思ったの!と最後は叩きつけるように告げられ、たじろぐ。純粋に嬉しいが、さすがに校門で待つのは如何なものか。それならメールで待ち合わせすれば良かったのに。
嬉しいが、不覚にもすごく。

「いいもん、ヒビヤくんは一人寂しく食べなよ」
「誕生日なのに?」
「……わ、私は食べないからね!」

奢ってくれるのか。しかも早々に揺らいでいる。元々人と食べることが好きな人だ。意地を張らせるとこっちがしてもいないイジメている気分にばる。

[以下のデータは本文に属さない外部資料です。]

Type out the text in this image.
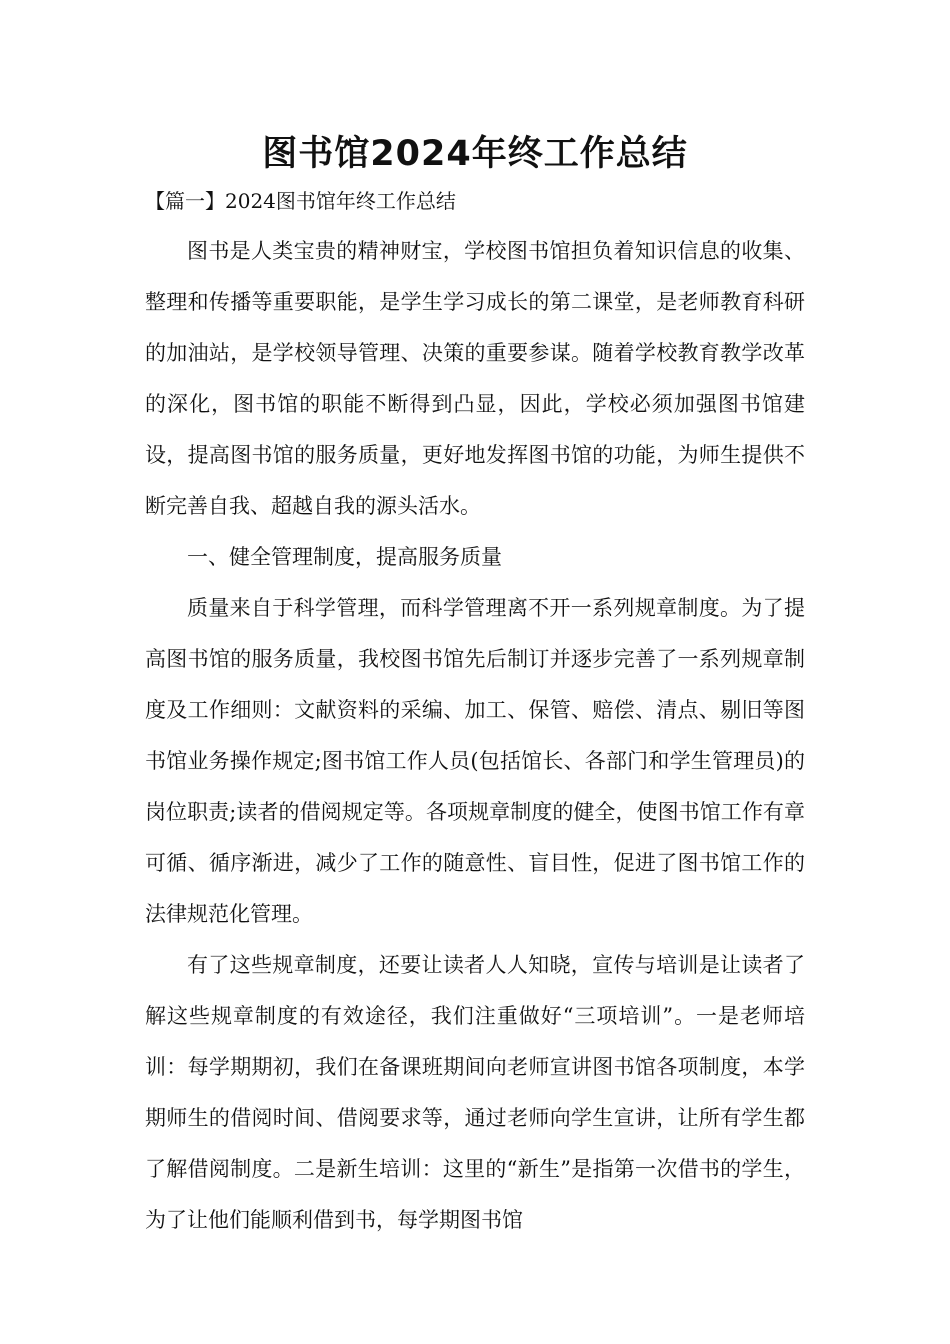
图书馆2024年终工作总结
【篇一】2024图书馆年终工作总结

图书是人类宝贵的精神财宝，学校图书馆担负着知识信息的收集、整理和传播等重要职能，是学生学习成长的第二课堂，是老师教育科研的加油站，是学校领导管理、决策的重要参谋。随着学校教育教学改革的深化，图书馆的职能不断得到凸显，因此，学校必须加强图书馆建设，提高图书馆的服务质量，更好地发挥图书馆的功能，为师生提供不断完善自我、超越自我的源头活水。

一、健全管理制度，提高服务质量

质量来自于科学管理，而科学管理离不开一系列规章制度。为了提高图书馆的服务质量，我校图书馆先后制订并逐步完善了一系列规章制度及工作细则：文献资料的采编、加工、保管、赔偿、清点、剔旧等图书馆业务操作规定;图书馆工作人员(包括馆长、各部门和学生管理员)的岗位职责;读者的借阅规定等。各项规章制度的健全，使图书馆工作有章可循、循序渐进，减少了工作的随意性、盲目性，促进了图书馆工作的法律规范化管理。

有了这些规章制度，还要让读者人人知晓，宣传与培训是让读者了解这些规章制度的有效途径，我们注重做好“三项培训”。一是老师培训：每学期期初，我们在备课班期间向老师宣讲图书馆各项制度，本学期师生的借阅时间、借阅要求等，通过老师向学生宣讲，让所有学生都了解借阅制度。二是新生培训：这里的“新生”是指第一次借书的学生，为了让他们能顺利借到书，每学期图书馆
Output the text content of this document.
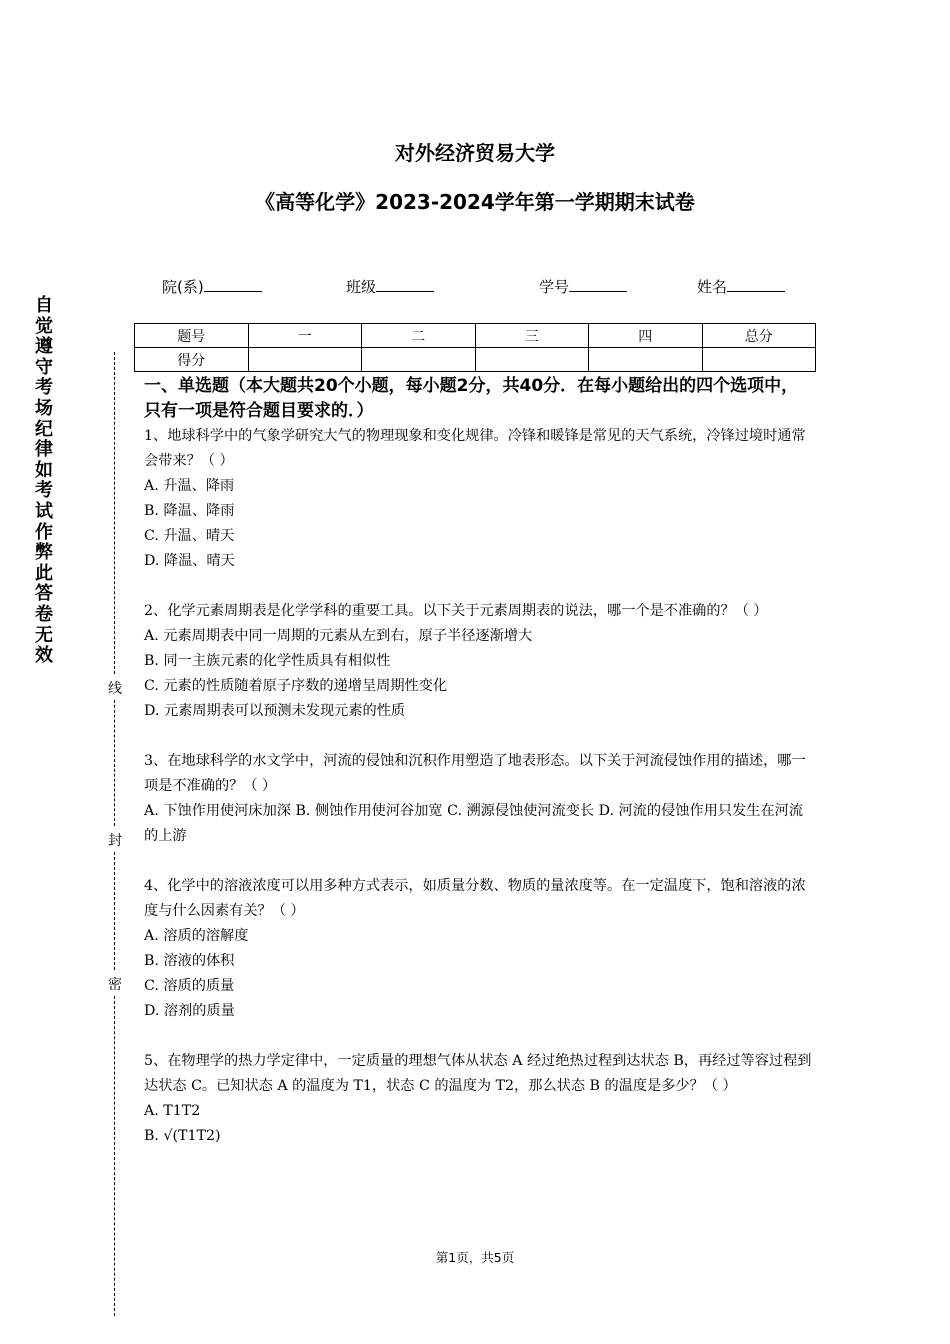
对外经济贸易大学
《高等化学》2023-2024学年第一学期期末试卷
院(系)	班级	学号	姓名
题号	一	二	三	四	总分
得分					
自
觉
遵
守
考
场
纪
律
如
考
试
作
弊
此
答
卷
无
效
线
封
密
一、单选题（本大题共20个小题，每小题2分，共40分．在每小题给出的四个选项中，只有一项是符合题目要求的．）

1、地球科学中的气象学研究大气的物理现象和变化规律。冷锋和暖锋是常见的天气系统，冷锋过境时通常会带来？（ ）

A. 升温、降雨

B. 降温、降雨

C. 升温、晴天

D. 降温、晴天

2、化学元素周期表是化学学科的重要工具。以下关于元素周期表的说法，哪一个是不准确的？（ ）

A. 元素周期表中同一周期的元素从左到右，原子半径逐渐增大

B. 同一主族元素的化学性质具有相似性

C. 元素的性质随着原子序数的递增呈周期性变化

D. 元素周期表可以预测未发现元素的性质

3、在地球科学的水文学中，河流的侵蚀和沉积作用塑造了地表形态。以下关于河流侵蚀作用的描述，哪一项是不准确的？（ ）

A. 下蚀作用使河床加深 B. 侧蚀作用使河谷加宽 C. 溯源侵蚀使河流变长 D. 河流的侵蚀作用只发生在河流的上游

4、化学中的溶液浓度可以用多种方式表示，如质量分数、物质的量浓度等。在一定温度下，饱和溶液的浓度与什么因素有关？（ ）

A. 溶质的溶解度

B. 溶液的体积

C. 溶质的质量

D. 溶剂的质量

5、在物理学的热力学定律中，一定质量的理想气体从状态 A 经过绝热过程到达状态 B，再经过等容过程到达状态 C。已知状态 A 的温度为 T1，状态 C 的温度为 T2，那么状态 B 的温度是多少？（ ）

A. T1T2

B. √(T1T2)

第1页，共5页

「いいけど、キドさんに僕らは晩御飯いりませんって送るよ」
「なんで!?」
「モモと行ったのに僕だけは可笑しいでしょ」
「あ、あ、嘘うそ!やだ、送っちゃダメ!」

ケータイを鞄から出して新規メールを立ち上げる。宛名には何もいれずに本文だけ言った通りに書けば、モモは僕のケータイを取り上げようと手を伸ばす。腕を上に伸ばせば、モモ届かない距離に眉を下げた。
僕の胸は容易にときめくが、いい加減にしてほしい。男子高校生にべったり張り付くことがどういうことか、この人は本当に分かっていない。かといって、簡単に指摘もできない。
胸が、とか言えるはずもない。

「うん、じゃあ食べるよね」
「食べる食べる!食べるからぁ」

情けなく宣言する食い気優先のモモ。どこがいいんだ、こんな人。自分の好みはヒヨリみたいな子だったのになぁ。人間不思議生き物である。
ケータイを渡せば速攻消去してホッと安堵息をつかれた。そんなに食い損ねたくないのか。

「う、ヒビヤくんのせいでお腹空いた」
「それは何よりだね」
「む、ムカつく!」

いいもん、私がお店決めてやるとぶつぶつ文句を言いながらモモは先を歩き出す。長年の子供扱いによって自然にその手を握り、追いついて隣を歩く。一応僕の誕生日なのに、これではいつも通りだなとため息をつく。

「……ヒビヤくんってさあ」

モモが不意に僕に向かって喋りかけてきた。機嫌は治っていないため、こっちは頑なに見ない。

「制服じゃない方がいいね」
「下校中に無茶な」
「だって」

むっすうとモモは頬を膨らませる。

「可愛くないもん」

モモはむぎゅっと口を結ぶ。男子高校生に可愛いという言葉のチョイスに子供扱いが垣間見えるが、今日はそこまで気にならなかった。
離されそうになる手を握って、握っていない方の手で口を隠す。握っている手が熱い。
つまり、モモにとって今の僕は、今は子供に見えないわけだ。